My wife and I spent Saturday afternoon at the Waco Mammoth Site as it opened to the public for the first time. It’s quite an experience to walk down the wooded path from the site’s Welcome Center to the building which houses the open dig site and then look down from the catwalk onto the exposed remains of animals that walked the earth nearly 70,000 years ago.
Until recently, Baylor was the primary custodian of the site, managing the dig and protecting the exposed bones still in the ground. Over the years, Baylor faculty, staff and students have been involved in various aspects of exploring the site. With the opening of the Waco Mammoth Site, the University will continue to handle things from an academic standpoint while the City of Waco manages the site as a park. That partnership will continue until the site becomes part of the National Park System (it has been approved by the U.S. House of Representatives and now awaits a vote in the Senate); at that time, the NPS, Baylor and Waco will work out a new management model.

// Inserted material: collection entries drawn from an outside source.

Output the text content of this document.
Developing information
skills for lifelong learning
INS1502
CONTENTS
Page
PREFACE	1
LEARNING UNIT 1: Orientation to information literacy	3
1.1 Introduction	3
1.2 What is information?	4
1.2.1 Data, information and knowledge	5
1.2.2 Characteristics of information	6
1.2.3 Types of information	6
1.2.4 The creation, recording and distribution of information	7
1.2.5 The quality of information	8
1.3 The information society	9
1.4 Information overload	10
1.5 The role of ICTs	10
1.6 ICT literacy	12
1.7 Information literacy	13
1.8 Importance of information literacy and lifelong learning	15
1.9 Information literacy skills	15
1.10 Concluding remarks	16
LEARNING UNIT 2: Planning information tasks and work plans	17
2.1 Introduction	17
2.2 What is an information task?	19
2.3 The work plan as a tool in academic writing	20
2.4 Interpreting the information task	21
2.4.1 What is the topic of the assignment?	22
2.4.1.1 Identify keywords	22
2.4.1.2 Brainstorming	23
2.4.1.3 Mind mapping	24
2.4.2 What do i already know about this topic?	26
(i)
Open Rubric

For more information, the new issue of Baylor Magazine includes a feature detailing the 30-year history of the Waco Mammoth Site, including its push to become part of the NPS. (The magazine also includes longer looks at a couple of stories we’ve covered here before — an alum’s push to honor the Women Airforce Service Pilots of WWII, and a Baylor study of clergy sexual misconduct that found the problem far more prevalent than previously realized. And don’t miss the Online Extra, an essay by chemistry professor Dr. David Pennington on why he loves teaching at Baylor.)
Sic ’em, Waco Mammoth Site and everyone involved!